In [None]:
import torch
import argparse
from sklearn.metrics import accuracy_score
from transformers import (
    DistilBertForSequenceClassification, DistilBertTokenizerFast, Trainer, TrainingArguments,
    AutoTokenizer,PreTrainedTokenizerFast,
    AutoModel,
    BertForSequenceClassification,
    )
from transformers import RobertaTokenizerFast, T5Tokenizer
from transformers import DistilBertForSequenceClassification, RobertaForSequenceClassification, T5ForConditionalGeneration
import numpy as np
from datasets import load_dataset, concatenate_datasets, load_from_disk
import logging
import sys
import copy
import os
from scipy.stats import pearsonr

## 1. Load Model & Tokenizer

In [None]:
model_name = 'bert-large-uncased-whole-word-masking'
from transformers import AutoConfig

# The identifier name of the pre-trained model
model_name = 'bert-large-uncased-whole-word-masking'

# Load the configuration from the identifier
config = AutoConfig.from_pretrained(model_name)



# The config object now contains the configuration of the BERT model
config.num_labels = 2

print(config)


In [None]:
import copy
# model = AutoModel.from_pretrained(model_name, config=config)
model = BertForSequenceClassification.from_pretrained(model_name, config=config)

# kd_teacher_model = copy.deepcopy(model)
print(model)

In [None]:
tokenizer = AutoTokenizer.from_pretrained(
   model_name,
   use_fast=True,
)
print(tokenizer)

In [None]:
if not isinstance(tokenizer, PreTrainedTokenizerFast):
    raise ValueError(
        "This example script only works for models that have a fast tokenizer. Checkout the big table of models at"
        " https://huggingface.co/transformers/index.html#supported-frameworks to find the model types that meet"
        " this requirement"
    )

## 2. Processing training data
### 2.1 Define a tikenize function

In [None]:
def tokenize_function(examples, tokenizer, dataset,model=None):
    if dataset in ["sst2", "cola"]:

        return tokenizer(examples['sentence'], padding="max_length", truncation=True,return_tensors="pt")

    elif dataset == "mnli":
        return tokenizer(examples["premise"], examples["hypothesis"], padding="max_length", truncation=True,return_tensors="pt")
    elif dataset == "qqp":
        return tokenizer(examples["question1"], examples["question2"], padding="max_length", truncation=True,return_tensors="pt")
    elif dataset == "qnli":
        return tokenizer(examples["question"], examples["sentence"], padding="max_length", truncation=True,return_tensors="pt")

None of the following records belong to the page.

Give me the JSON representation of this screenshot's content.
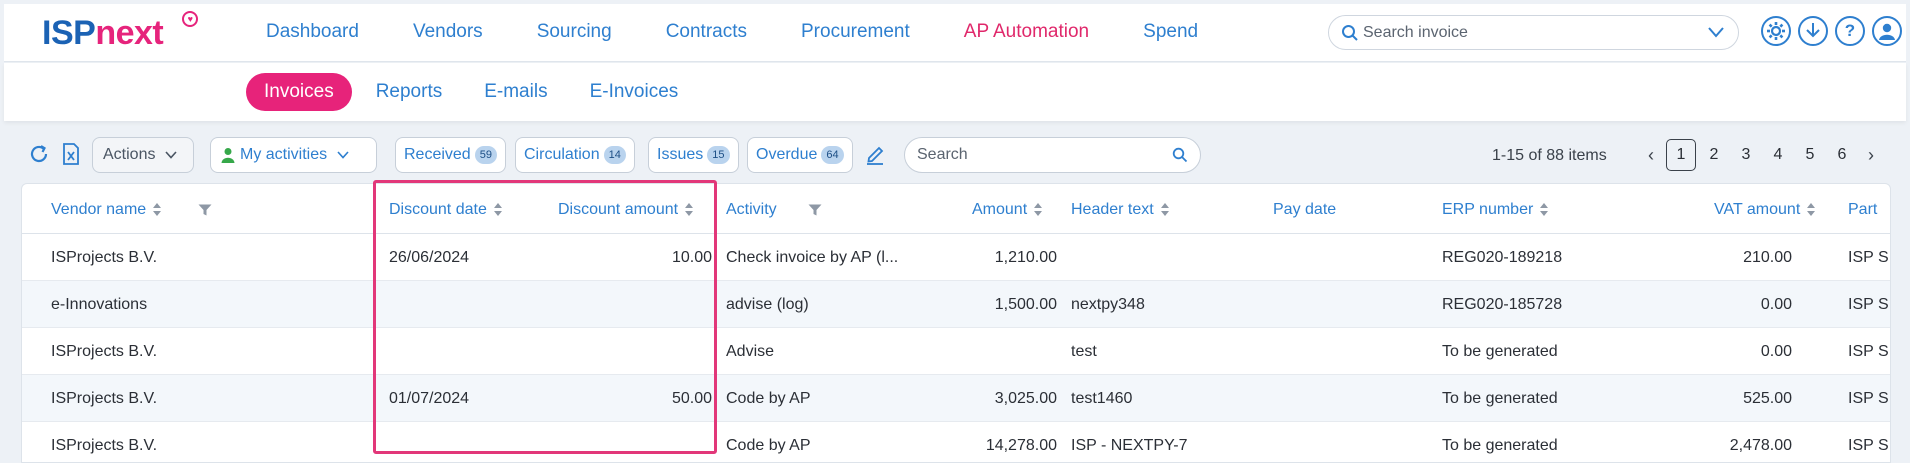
{
  "brand": {
    "part1": "ISP",
    "part2": "next",
    "mark": "♥"
  },
  "mainnav": [
    {
      "label": "Dashboard"
    },
    {
      "label": "Vendors"
    },
    {
      "label": "Sourcing"
    },
    {
      "label": "Contracts"
    },
    {
      "label": "Procurement"
    },
    {
      "label": "AP Automation"
    },
    {
      "label": "Spend"
    }
  ],
  "active_nav_color": "#e0286b",
  "top_search": {
    "placeholder": "Search invoice"
  },
  "top_icons": [
    "gear-icon",
    "download-icon",
    "help-icon",
    "user-icon"
  ],
  "subnav": [
    {
      "label": "Invoices"
    },
    {
      "label": "Reports"
    },
    {
      "label": "E-mails"
    },
    {
      "label": "E-Invoices"
    }
  ],
  "toolbar": {
    "actions_label": "Actions",
    "activities_label": "My activities",
    "filters": [
      {
        "label": "Received",
        "count": "59"
      },
      {
        "label": "Circulation",
        "count": "14"
      },
      {
        "label": "Issues",
        "count": "15"
      },
      {
        "label": "Overdue",
        "count": "64"
      }
    ],
    "search_placeholder": "Search",
    "items_text": "1-15 of 88 items",
    "pages": [
      "1",
      "2",
      "3",
      "4",
      "5",
      "6"
    ],
    "current_page": "1"
  },
  "table": {
    "columns": {
      "vendor": "Vendor name",
      "discount_date": "Discount date",
      "discount_amount": "Discount amount",
      "activity": "Activity",
      "amount": "Amount",
      "header_text": "Header text",
      "pay_date": "Pay date",
      "erp_number": "ERP number",
      "vat_amount": "VAT amount",
      "party": "Part"
    },
    "rows": [
      {
        "vendor": "ISProjects B.V.",
        "discount_date": "26/06/2024",
        "discount_amount": "10.00",
        "activity": "Check invoice by AP (l...",
        "amount": "1,210.00",
        "header_text": "",
        "pay_date": "",
        "erp_number": "REG020-189218",
        "vat_amount": "210.00",
        "party": "ISP S"
      },
      {
        "vendor": "e-Innovations",
        "discount_date": "",
        "discount_amount": "",
        "activity": "advise (log)",
        "amount": "1,500.00",
        "header_text": "nextpy348",
        "pay_date": "",
        "erp_number": "REG020-185728",
        "vat_amount": "0.00",
        "party": "ISP S"
      },
      {
        "vendor": "ISProjects B.V.",
        "discount_date": "",
        "discount_amount": "",
        "activity": "Advise",
        "amount": "",
        "header_text": "test",
        "pay_date": "",
        "erp_number": "To be generated",
        "vat_amount": "0.00",
        "party": "ISP S"
      },
      {
        "vendor": "ISProjects B.V.",
        "discount_date": "01/07/2024",
        "discount_amount": "50.00",
        "activity": "Code by AP",
        "amount": "3,025.00",
        "header_text": "test1460",
        "pay_date": "",
        "erp_number": "To be generated",
        "vat_amount": "525.00",
        "party": "ISP S"
      },
      {
        "vendor": "ISProjects B.V.",
        "discount_date": "",
        "discount_amount": "",
        "activity": "Code by AP",
        "amount": "14,278.00",
        "header_text": "ISP - NEXTPY-7",
        "pay_date": "",
        "erp_number": "To be generated",
        "vat_amount": "2,478.00",
        "party": "ISP S"
      }
    ]
  },
  "highlight_color": "#e23779"
}
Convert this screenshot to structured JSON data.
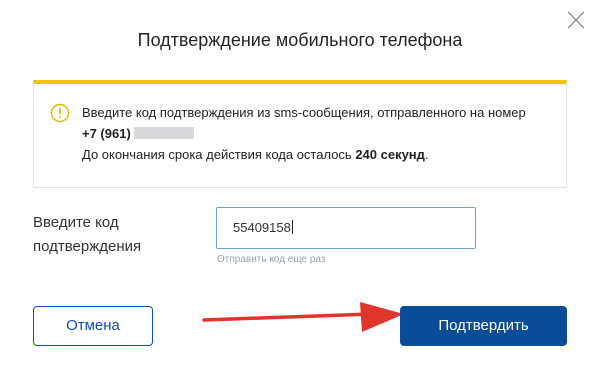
{
  "dialog": {
    "title": "Подтверждение мобильного телефона",
    "close_icon": "close-icon"
  },
  "notice": {
    "icon": "info-icon",
    "accent_color": "#f2c40e",
    "line1": "Введите код подтверждения из sms-сообщения, отправленного на номер",
    "phone_prefix": "+7 (961)",
    "line3_prefix": "До окончания срока действия кода осталось ",
    "seconds": "240 секунд",
    "line3_suffix": "."
  },
  "form": {
    "label_line1": "Введите код",
    "label_line2": "подтверждения",
    "code_value": "55409158",
    "resend_link": "Отправить код еще раз"
  },
  "buttons": {
    "cancel_label": "Отмена",
    "confirm_label": "Подтвердить",
    "cancel_color": "#0d4cd3",
    "confirm_color": "#0b4c98"
  },
  "annotation": {
    "arrow_color": "#e0352b"
  }
}
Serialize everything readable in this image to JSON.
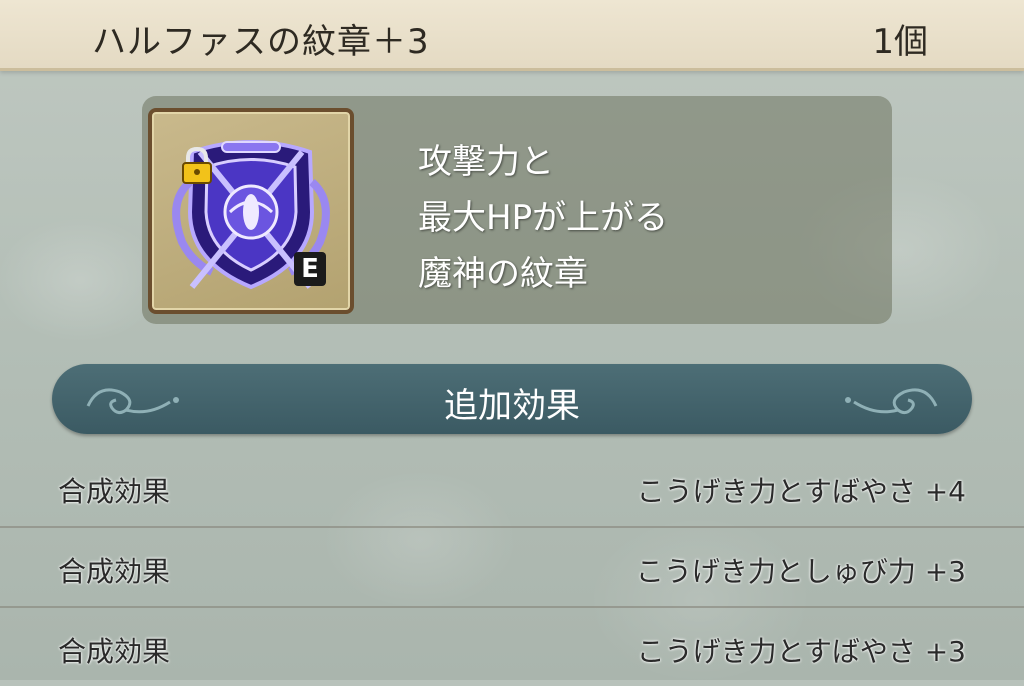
{
  "header": {
    "item_name": "ハルファスの紋章＋3",
    "item_count": "1個"
  },
  "item": {
    "icon": "crest-icon",
    "lock_icon": "lock-icon",
    "equipped_badge": "E",
    "description_lines": [
      "攻撃力と",
      "最大HPが上がる",
      "魔神の紋章"
    ]
  },
  "section": {
    "title": "追加効果"
  },
  "effects": [
    {
      "label": "合成効果",
      "value": "こうげき力とすばやさ +4"
    },
    {
      "label": "合成効果",
      "value": "こうげき力としゅび力 +3"
    },
    {
      "label": "合成効果",
      "value": "こうげき力とすばやさ +3"
    }
  ],
  "colors": {
    "header_bg": "#e8dfca",
    "section_bar": "#456670",
    "crest_purple": "#5a3fd0"
  }
}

    elif dataset in ["mrpc", "stsb", "rte"]:
        return tokenizer(examples["sentence1"], examples["sentence2"], padding="max_length", truncation=True,return_tensors="pt")


### 2.2 Load the dataset

In [None]:
dataset_name = 'sst2'
dataset = load_dataset("glue", dataset_name)
train_dataset = dataset["train"]
test_dataset = dataset["validation"]

### 2.3 Tokenize the dataset

In [None]:
tokenized_train_dataset = train_dataset.map(lambda examples: tokenize_function(examples, tokenizer, dataset_name), batched=True)
tokenized_test_dataset = test_dataset.map(lambda examples: tokenize_function(examples, tokenizer, dataset_name), batched=True)
# logging.info("=====> train_dataset size: {}".format(len(tokenized_train_dataset)))
print("=====> train_dataset size: {}".format(len(tokenized_train_dataset)))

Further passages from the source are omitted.